Sebelum Thalion sempat bereaksi, Ben Faulkner telah bergerak, muncul di belakang Alaric dengan ketepatan yang mematikan. Dalam satu gerakan cepat, ia memaksa botol racun—yang ditujukan untuknya—masuk ke mulut Alaric, membuatnya menelannya, yang membuat Thalion sangat ketakutan.
“Tidak–” teriak Thalion panik, karena ia menyadari dirinya terlalu jauh dari Ben dan Alaric untuk ikut campur sekarang.
Satu-satunya kesalahan yang Alaric lakukan sepanjang malam dan dengan rencana sempurnanya untuk membunuh Kaisar adalah meremehkan Ben Faulkner.
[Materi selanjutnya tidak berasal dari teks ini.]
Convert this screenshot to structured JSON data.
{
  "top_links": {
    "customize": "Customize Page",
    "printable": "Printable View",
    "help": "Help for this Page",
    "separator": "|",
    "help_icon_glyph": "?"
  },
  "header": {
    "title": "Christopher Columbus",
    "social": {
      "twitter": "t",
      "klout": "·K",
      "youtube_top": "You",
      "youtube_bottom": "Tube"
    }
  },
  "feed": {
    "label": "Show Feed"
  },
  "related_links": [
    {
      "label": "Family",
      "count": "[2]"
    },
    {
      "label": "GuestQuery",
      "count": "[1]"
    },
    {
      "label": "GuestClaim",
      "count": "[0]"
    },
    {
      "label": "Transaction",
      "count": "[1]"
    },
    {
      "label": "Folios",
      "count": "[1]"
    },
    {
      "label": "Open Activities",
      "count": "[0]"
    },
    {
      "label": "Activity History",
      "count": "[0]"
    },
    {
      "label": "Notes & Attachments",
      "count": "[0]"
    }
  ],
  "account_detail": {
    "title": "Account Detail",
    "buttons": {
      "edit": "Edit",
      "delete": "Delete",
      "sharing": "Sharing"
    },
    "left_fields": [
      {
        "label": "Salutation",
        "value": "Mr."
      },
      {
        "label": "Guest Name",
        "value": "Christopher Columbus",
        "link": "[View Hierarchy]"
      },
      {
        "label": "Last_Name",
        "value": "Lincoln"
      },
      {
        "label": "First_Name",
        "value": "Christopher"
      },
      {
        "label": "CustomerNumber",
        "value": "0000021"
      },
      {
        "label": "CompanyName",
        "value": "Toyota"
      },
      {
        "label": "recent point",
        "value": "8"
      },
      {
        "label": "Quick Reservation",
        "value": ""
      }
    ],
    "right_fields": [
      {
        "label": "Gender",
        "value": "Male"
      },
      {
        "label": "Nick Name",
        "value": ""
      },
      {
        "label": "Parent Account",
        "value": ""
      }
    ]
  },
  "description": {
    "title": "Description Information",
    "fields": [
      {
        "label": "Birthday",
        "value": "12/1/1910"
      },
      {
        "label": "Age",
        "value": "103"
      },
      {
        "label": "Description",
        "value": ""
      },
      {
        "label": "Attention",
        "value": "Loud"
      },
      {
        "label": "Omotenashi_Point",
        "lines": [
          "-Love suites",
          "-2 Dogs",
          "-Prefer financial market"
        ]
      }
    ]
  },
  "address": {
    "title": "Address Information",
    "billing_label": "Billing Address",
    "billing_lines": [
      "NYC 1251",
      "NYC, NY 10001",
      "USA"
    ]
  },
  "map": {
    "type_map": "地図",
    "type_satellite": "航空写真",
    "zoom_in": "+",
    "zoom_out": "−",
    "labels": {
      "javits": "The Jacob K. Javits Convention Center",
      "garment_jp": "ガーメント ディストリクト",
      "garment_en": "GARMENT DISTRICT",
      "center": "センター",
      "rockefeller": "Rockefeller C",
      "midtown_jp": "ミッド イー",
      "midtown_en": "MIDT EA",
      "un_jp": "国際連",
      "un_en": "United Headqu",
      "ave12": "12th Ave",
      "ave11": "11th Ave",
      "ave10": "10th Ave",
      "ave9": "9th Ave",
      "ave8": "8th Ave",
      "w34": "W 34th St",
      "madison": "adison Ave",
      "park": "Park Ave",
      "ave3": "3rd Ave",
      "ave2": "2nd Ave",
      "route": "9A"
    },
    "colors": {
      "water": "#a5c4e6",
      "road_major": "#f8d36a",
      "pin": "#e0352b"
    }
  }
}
Dia mengira Ben pingsan, tetapi Ben tidak pernah menyerah dan hanya menunggu musuh menunjukkan kartu mereka sambil diam-diam menangkal efek racun dalam aliran darahnya.
Seandainya dia mau, Ben bisa saja bangkit dari tandunya kapan saja, namun dia hanya melakukannya ketika Alaric memperlihatkan tangannya, untuk memastikan keadilan ditegakkan.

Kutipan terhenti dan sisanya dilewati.